Sitting on the edge of the cot, he poked his feet into the trouser legs, then stood to yank up his pants. Singleton. Should have known better than to trust Klein’s copilot.
Roger shoved his feet into his shoes without bothering to put on socks. The feud had quieted down lately. Sure, a few weeks ago, Klein had interrogated him about his relationship with Kay. Ridiculous. Roger told him he knew better than to get involved with a dame like her.
That was only partly true. Roger was involved, just not in the way Klein thought.
“Let’s go.” He snugged his cap onto his head, grabbed his shirt, and headed out the door.

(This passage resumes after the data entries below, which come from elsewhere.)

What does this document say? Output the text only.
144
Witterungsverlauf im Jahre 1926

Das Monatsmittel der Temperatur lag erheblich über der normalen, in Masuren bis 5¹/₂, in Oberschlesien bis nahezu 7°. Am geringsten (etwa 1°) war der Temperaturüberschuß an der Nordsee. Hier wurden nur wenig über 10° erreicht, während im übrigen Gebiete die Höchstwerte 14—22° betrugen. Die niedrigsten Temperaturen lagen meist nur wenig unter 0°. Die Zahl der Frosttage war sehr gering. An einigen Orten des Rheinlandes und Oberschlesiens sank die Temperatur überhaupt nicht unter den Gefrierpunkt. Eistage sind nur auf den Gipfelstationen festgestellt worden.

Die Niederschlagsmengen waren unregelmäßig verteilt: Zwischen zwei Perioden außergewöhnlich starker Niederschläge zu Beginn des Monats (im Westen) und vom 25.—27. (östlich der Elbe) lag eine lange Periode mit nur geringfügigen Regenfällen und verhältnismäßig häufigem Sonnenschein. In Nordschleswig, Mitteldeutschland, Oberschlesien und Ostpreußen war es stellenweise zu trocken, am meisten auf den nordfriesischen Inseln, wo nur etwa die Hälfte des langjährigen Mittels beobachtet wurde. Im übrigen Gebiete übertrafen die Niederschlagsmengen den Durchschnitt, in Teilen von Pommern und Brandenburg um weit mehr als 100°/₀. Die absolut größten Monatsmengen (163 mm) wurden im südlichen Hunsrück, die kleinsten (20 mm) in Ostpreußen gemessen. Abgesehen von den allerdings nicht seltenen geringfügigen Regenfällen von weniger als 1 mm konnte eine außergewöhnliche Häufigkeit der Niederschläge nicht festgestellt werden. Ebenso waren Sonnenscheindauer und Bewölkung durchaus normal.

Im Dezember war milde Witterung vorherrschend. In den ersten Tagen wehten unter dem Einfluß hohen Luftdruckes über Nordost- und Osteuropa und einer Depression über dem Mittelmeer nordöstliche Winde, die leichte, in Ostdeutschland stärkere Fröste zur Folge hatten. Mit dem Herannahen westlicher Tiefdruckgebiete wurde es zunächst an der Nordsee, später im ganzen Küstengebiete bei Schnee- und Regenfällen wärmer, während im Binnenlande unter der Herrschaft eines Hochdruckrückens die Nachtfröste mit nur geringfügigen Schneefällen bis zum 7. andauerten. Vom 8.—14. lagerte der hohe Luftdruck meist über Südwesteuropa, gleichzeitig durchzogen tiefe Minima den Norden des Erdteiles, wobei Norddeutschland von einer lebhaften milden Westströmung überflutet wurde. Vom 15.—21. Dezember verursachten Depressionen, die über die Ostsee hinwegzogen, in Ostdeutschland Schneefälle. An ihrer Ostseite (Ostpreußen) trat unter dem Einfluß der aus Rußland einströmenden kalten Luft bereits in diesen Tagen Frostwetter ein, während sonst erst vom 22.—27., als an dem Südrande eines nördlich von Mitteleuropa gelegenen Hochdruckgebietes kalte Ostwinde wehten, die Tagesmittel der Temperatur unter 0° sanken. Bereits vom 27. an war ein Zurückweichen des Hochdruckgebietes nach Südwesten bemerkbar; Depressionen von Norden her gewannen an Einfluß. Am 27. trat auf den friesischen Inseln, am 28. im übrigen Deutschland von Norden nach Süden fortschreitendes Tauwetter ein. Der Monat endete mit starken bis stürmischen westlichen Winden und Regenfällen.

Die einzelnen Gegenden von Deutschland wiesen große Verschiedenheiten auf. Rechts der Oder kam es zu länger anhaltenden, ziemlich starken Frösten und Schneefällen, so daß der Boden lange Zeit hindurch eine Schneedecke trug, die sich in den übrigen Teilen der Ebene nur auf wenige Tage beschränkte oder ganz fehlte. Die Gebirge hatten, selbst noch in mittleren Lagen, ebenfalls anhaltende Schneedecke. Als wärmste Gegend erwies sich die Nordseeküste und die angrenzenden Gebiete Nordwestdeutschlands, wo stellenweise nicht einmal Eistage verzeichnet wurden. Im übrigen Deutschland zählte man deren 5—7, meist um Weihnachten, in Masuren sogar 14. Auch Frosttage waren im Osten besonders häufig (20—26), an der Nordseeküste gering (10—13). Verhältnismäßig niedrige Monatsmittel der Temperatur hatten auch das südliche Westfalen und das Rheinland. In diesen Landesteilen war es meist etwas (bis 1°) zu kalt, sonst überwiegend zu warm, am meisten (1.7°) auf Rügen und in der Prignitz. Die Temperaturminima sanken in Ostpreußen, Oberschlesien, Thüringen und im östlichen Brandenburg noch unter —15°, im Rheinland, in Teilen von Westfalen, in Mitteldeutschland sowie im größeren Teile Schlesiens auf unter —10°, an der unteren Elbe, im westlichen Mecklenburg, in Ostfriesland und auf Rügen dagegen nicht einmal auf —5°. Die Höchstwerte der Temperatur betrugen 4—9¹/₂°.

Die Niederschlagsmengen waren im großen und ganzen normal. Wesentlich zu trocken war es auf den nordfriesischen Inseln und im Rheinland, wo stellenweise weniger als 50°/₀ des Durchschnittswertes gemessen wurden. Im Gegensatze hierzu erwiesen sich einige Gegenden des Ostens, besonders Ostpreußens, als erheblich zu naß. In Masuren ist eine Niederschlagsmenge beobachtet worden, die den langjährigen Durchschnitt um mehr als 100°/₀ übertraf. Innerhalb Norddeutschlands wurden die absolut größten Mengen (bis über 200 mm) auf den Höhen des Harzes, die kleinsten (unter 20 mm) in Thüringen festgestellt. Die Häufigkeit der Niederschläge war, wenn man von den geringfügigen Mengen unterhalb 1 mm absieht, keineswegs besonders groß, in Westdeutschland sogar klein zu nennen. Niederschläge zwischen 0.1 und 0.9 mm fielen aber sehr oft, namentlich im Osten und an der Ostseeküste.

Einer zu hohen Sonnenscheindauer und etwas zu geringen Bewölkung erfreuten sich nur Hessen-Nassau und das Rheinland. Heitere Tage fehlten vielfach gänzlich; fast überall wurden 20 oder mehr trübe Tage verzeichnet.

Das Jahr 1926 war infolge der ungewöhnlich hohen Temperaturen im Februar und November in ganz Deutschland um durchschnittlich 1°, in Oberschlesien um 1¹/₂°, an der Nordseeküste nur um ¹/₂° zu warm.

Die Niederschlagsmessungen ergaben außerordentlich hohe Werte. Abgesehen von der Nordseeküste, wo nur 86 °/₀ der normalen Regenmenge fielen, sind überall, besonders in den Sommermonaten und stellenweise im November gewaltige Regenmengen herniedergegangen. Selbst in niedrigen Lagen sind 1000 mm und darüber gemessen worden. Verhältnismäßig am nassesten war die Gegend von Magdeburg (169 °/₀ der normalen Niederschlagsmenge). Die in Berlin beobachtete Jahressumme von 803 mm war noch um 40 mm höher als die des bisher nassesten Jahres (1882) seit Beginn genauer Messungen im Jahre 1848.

His feet pounded down the stairs, and he dashed outside into the warm darkness. He and Whitaker jogged down the pathway, past spindly little trees toward the house they used for Operations, all lit up inside. For a briefing.
Old swear words knifed through Roger’s head, but he shoved them aside.
Was Klein that big of a jerk? Or was he jealous?
Sure, he and Kay talked. He tried to keep his distance, but the connection of his old Bible and her new faith acted like a rubber band. Every time he tried to get away—boing!—there she was again.
He still didn’t quite trust her. What if she reverted to her old ways? What if she bent with the first wind? People did that.
Roger tripped on the rough path, and his shoe almost came off. He hadn’t bent. He hadn’t reverted. But he remembered everyone eyeing him, suspicious, certain he’d slip.
Lou had been there for him, guiding him, encouraging him. Trusting him.
Today, after the mission and a nap, he’d write Lou for advice. He’d written Lou more in the past month than he had all of 1943.